Testosterone Therapy for Low Sex Drive in Postmenopausal Women
Yes, low-dose testosterone therapy can effectively improve sex drive in postmenopausal women with hypoactive sexual desire disorder (HSDD), particularly those who have undergone surgical menopause, though it remains off-label in most countries and requires careful patient counseling about risks and benefits.
Evidence for Efficacy
Testosterone therapy has demonstrated clear benefits for sexual function in postmenopausal women with HSDD:
- Transdermal testosterone significantly increases satisfying sexual activity by 51-74% compared to placebo in surgically menopausal women receiving concomitant estrogen therapy 1
- All domains of sexual function improve, including desire, arousal, orgasm, and overall satisfaction, with corresponding decreases in personal distress 1
- The magnitude of benefit is clinically meaningful to patients, with 85% of treated women indicating they would continue therapy 1
- Testosterone therapy improves sexual desire, arousal, pain, and overall sexual function in postmenopausal women, though the effect size is modest 2, 3
Clinical Context and Indications
The sole evidence-based indication for testosterone therapy is HSDD in postmenopausal women 3. This is particularly relevant for:
- Surgically menopausal women (bilateral oophorectomy), where up to 50% experience decreased sexual desire due to loss of ovarian testosterone production 1
- Women who have failed other therapeutic strategies for low libido, as testosterone should not be first-line therapy 4
- Patients without biologic or psychosocial causes unrelated to decreased androgen levels 5
Regulatory Status and Formulation Challenges
There are currently no testosterone formulations approved for women by the FDA, Brazilian regulatory agencies, or most other countries 4. This creates important clinical considerations:
- Male testosterone formulations are not recommended for women due to dosing concerns and lack of safety data in female populations 4
- Transdermal patches and topical gels are preferred when used off-label, as they bypass hepatic first-pass metabolism 5
- Intravaginal testosterone cream has shown safety and efficacy for vaginal atrophy and sexual function in postmenopausal breast cancer survivors on aromatase inhibitors 2
Safety Profile and Monitoring
The available safety data, while limited in duration, is reassuring:
- Most adverse events are application site reactions that are well-tolerated and reversible upon discontinuation 1, 5
- No increased risk for mortality, cardiovascular events, or prostate cancer has been observed in observational studies, though long-term safety data beyond 10 years is lacking 2
- Concerns about breast cancer risk may be overstated, as androgens may actually suppress the proliferative effects of estrogen and progesterone 6
- A large cohort study of nearly 50,000 breast cancer patients followed for up to 20 years showed no increased breast cancer-specific mortality with vaginal estrogen use 2
Practical Prescribing Approach
When considering testosterone therapy for postmenopausal women with HSDD:
Confirm the diagnosis of HSDD with validated instruments and rule out other causes of sexual dysfunction (relationship issues, medications like SSRIs, depression, anxiety) 4, 3
Discuss risks and benefits thoroughly with the patient, emphasizing the off-label nature of treatment and limited long-term safety data 4
Consider testosterone only after other strategies have failed, including addressing vaginal dryness with lubricants, pelvic physical therapy, and treating underlying mood disorders 4
Use transdermal formulations when possible (patches or gels) to avoid hepatic metabolism 5
Testosterone is typically administered with estrogen therapy in postmenopausal women, though the APHRODITE trial showed efficacy with testosterone alone 6
Monitor for clinical improvement and adverse reactions at regular intervals, with patients discontinuing if no meaningful benefit is experienced 1, 6
Important Caveats
The magnitude of effect is modest, and patient selection is critical for success 4. No direct correlation has been established between endogenous testosterone levels and sexual dysfunction, so measuring baseline testosterone is not necessarily predictive of treatment response 5.

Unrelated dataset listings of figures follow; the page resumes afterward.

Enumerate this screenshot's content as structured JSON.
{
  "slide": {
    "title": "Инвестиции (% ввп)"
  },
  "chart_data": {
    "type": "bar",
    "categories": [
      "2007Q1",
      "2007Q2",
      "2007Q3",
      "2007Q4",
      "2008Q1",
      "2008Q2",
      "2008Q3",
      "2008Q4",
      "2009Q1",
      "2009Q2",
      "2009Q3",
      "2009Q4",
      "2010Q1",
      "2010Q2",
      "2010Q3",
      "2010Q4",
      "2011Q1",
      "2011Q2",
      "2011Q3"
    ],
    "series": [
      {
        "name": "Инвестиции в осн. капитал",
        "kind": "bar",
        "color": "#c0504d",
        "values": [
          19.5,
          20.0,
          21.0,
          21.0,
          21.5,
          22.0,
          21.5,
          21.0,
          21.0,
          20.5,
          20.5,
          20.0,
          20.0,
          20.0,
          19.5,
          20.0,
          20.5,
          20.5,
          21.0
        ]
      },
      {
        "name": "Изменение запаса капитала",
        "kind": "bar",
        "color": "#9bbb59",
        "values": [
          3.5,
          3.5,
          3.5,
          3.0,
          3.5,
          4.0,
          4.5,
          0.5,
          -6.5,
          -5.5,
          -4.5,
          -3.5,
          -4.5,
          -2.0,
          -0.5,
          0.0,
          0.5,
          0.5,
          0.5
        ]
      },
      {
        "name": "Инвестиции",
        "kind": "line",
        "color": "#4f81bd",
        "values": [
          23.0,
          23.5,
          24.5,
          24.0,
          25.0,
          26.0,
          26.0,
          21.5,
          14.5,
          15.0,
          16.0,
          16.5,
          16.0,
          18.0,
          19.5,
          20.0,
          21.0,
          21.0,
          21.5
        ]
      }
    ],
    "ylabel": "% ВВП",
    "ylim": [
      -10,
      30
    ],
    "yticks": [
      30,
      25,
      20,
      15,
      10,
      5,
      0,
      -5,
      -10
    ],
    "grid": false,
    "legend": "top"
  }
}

For cancer survivors, particularly those with hormone-sensitive cancers, the decision becomes more complex. While vaginal testosterone has shown safety in breast cancer survivors on aromatase inhibitors 2, systemic testosterone therapy safety has not been firmly established in survivors of estrogen-dependent cancers 2. The NCCN guidelines note that vaginal DHEA should be used with caution in survivors receiving aromatase inhibitor therapy due to potential impacts on AI activity 2.
Alternative options should be considered first, including flibanserin (FDA-approved for HSDD in premenopausal women but with some postmenopausal data), bupropion, or buspirone for low desire 2, and ospemifene for dyspareunia in women without estrogen-dependent cancer history 2.